RELATED: 3 weeks after 75 people were shot in Chicago’s most violent weekend in 2018, only one alleged shooter has been charged »

We need to understand more about Chicago’s dreadful clearance rates, which are lower than those of other cities. We don’t expect this is a simple matter of grossly incompetent detective work. If there was an easy fix, no doubt Superintendent Eddie Johnson or Mayor Rahm Emanuel would have embraced it to nab suspects and claim a victory. Instead, CPD’s immediate response to the Aug. 4 weekend violence was to put 600 more officers on the street to prevent a repeat. Yet even that action brought minimal results. Instead of 75 wounded, 12 dead, there were at least 58 wounded, seven dead.

Some of the social and political deficiencies responsible for high crime totals, such as endemic gang culture, contribute to the dearth of arrests. So do the intimidation of witnesses by criminals and, in many neighborhoods, the mistrust of police officers.

Gang-related shootings are as mindless as they are vicious. Much of the violence is retaliatory, involving hit-and-run attacks. The victim may be the intended target or a bystander. As Gorner and Sweeney noted, gang members who get shot may decline to cooperate with police.

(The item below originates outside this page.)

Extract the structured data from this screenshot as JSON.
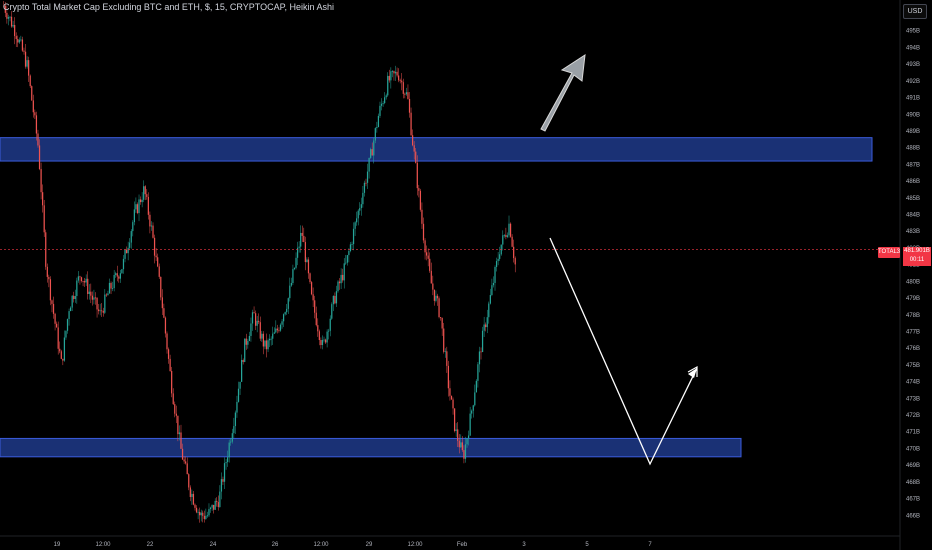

They’d rather retaliate than seek justice. Innocent victims also may be reluctant to help with police investigations for fear of the gangs.

To prevent and solve crimes, CPD needs to be seen as a trustworthy community presence and partners. This has not been the reality in Chicago, where many minority residents fear the police because of the department’s troubling record of tolerating excess force and abusive behavior. One grim result of the disconnect is Chicago’s long roster of shooting victims, most of them minorities. Ending the pattern starts with City Hallcompleting its agreement to give a federal judge oversight of reforms to supervision, training and accountability.

What else can be done? If CPD and Emanuel need more detectives working cases, they should get on it. The department has seen good results from employing high-tech crime-fighting tactics that get cops to the scenes of shootings more quickly. More of that will help.

In fact, more good policing of all kinds is needed. So is more intolerance of crime among law-abiding Chicagoans, more willingness among witnesses to speak — and, ultimately, more cases solved. The CPD’s abysmal arrest rates are an impediment to a safer city.